A gritty Russian crime thriller set in 1993. Even familiar stories filtered through Russian filmmaking sensibilities usually turn out interesting enough and I have hope that THE ALIEN GIRL energizes the weekend. I wasn't able to find a subtitled trailer, but the one below should give you a good feeling of the tone of the film.

If you're looking for more...

As promised a few weeks ago, MESRINE PART 2: PUBLIC ENEMY #1(the second half of the Vincent Cassel starring biopic about the French gangster) is ready for your consumption. MICMACSplays like Jean-Pierre Jeunet was trying to out-Jeunet himself- it's completely forgettable but a fun watch. ONE WEEK is a road movie starring Joshua Jackson and is the most Canadian movie added this week.

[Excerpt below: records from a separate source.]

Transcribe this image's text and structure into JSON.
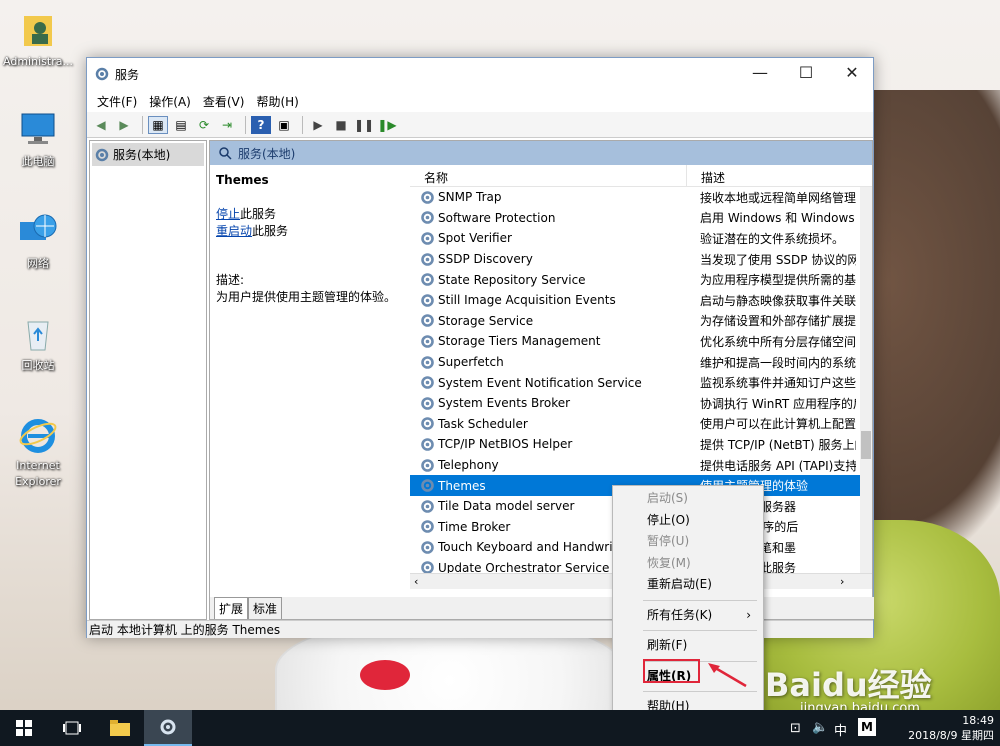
{
  "desktop": {
    "icons": [
      {
        "label": "Administra..."
      },
      {
        "label": "此电脑"
      },
      {
        "label": "网络"
      },
      {
        "label": "回收站"
      },
      {
        "label": "Internet Explorer"
      }
    ]
  },
  "window": {
    "title": "服务",
    "menu": [
      "文件(F)",
      "操作(A)",
      "查看(V)",
      "帮助(H)"
    ],
    "tree_root": "服务(本地)",
    "header": "服务(本地)",
    "selected_service": "Themes",
    "stop_link": "停止",
    "stop_suffix": "此服务",
    "restart_link": "重启动",
    "restart_suffix": "此服务",
    "desc_label": "描述:",
    "desc_text": "为用户提供使用主题管理的体验。",
    "columns": {
      "name": "名称",
      "description": "描述"
    },
    "rows": [
      {
        "name": "SNMP Trap",
        "desc": "接收本地或远程简单网络管理协"
      },
      {
        "name": "Software Protection",
        "desc": "启用 Windows 和 Windows 应"
      },
      {
        "name": "Spot Verifier",
        "desc": "验证潜在的文件系统损坏。"
      },
      {
        "name": "SSDP Discovery",
        "desc": "当发现了使用 SSDP 协议的网络"
      },
      {
        "name": "State Repository Service",
        "desc": "为应用程序模型提供所需的基础"
      },
      {
        "name": "Still Image Acquisition Events",
        "desc": "启动与静态映像获取事件关联的"
      },
      {
        "name": "Storage Service",
        "desc": "为存储设置和外部存储扩展提供"
      },
      {
        "name": "Storage Tiers Management",
        "desc": "优化系统中所有分层存储空间"
      },
      {
        "name": "Superfetch",
        "desc": "维护和提高一段时间内的系统性"
      },
      {
        "name": "System Event Notification Service",
        "desc": "监视系统事件并通知订户这些事"
      },
      {
        "name": "System Events Broker",
        "desc": "协调执行 WinRT 应用程序的后"
      },
      {
        "name": "Task Scheduler",
        "desc": "使用户可以在此计算机上配置和"
      },
      {
        "name": "TCP/IP NetBIOS Helper",
        "desc": "提供 TCP/IP (NetBT) 服务上的"
      },
      {
        "name": "Telephony",
        "desc": "提供电话服务 API (TAPI)支持"
      },
      {
        "name": "Themes",
        "desc": "使用主题管理的体验",
        "selected": true
      },
      {
        "name": "Tile Data model server",
        "desc": "更新的图块服务器"
      },
      {
        "name": "Time Broker",
        "desc": "nRT 应用程序的后"
      },
      {
        "name": "Touch Keyboard and Handwrit",
        "desc": "和手写面板笔和墨"
      },
      {
        "name": "Update Orchestrator Service fo",
        "desc": "更新。如果此服务"
      }
    ],
    "tabs": [
      "扩展",
      "标准"
    ],
    "status": "启动 本地计算机 上的服务 Themes"
  },
  "context_menu": {
    "items": [
      {
        "label": "启动(S)",
        "disabled": true
      },
      {
        "label": "停止(O)",
        "disabled": false
      },
      {
        "label": "暂停(U)",
        "disabled": true
      },
      {
        "label": "恢复(M)",
        "disabled": true
      },
      {
        "label": "重新启动(E)",
        "disabled": false
      },
      {
        "label": "所有任务(K)",
        "disabled": false,
        "submenu": true
      },
      {
        "label": "刷新(F)",
        "disabled": false
      },
      {
        "label": "属性(R)",
        "disabled": false,
        "highlighted": true
      },
      {
        "label": "帮助(H)",
        "disabled": false
      }
    ]
  },
  "taskbar": {
    "time": "18:49",
    "date": "2018/8/9 星期四",
    "ime": "中",
    "ime_mode": "M"
  },
  "watermark": {
    "logo": "Baidu经验",
    "url": "jingyan.baidu.com"
  },
  "colors": {
    "selection": "#0078d7",
    "accent_header": "#a6bfdc",
    "highlight_box": "#e0263a"
  }
}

Despite my personal quibbles with its third act, I can safely say everyone should take the time to watch Scorsese's GANGS OF NEW YORK. Even lesser Bergman is still better than most of the stuff you'll come across sifting through the Instant offerings on any given day, so go ahead and queue THE PASSION OF ANNA. John Ford's apologetic Western CHEYENNE AUTUMNis an uneven effort but an important part of the master director's filmography. HOT SUMMER DAYS is an exceedingly sweet Japanese film about interwoven romantic encounters. Mike Leigh's film about a '50 era abortionist in London, VERA DRAKE, is available now. THE MIRROR CRACK'Dis a faithful Agatha Christie adaptation with Angela Lansbury as Ms. Marple. Early Hitchcock is always interesting when studying the evolution of the director's craft, so give MURDER! a watch. FORBIDDEN GAMES is the story of two children and their developing understanding of death during WWII. Finally, MAFIOSO is a wonderful Italian comedy about deep family ties to organized crime.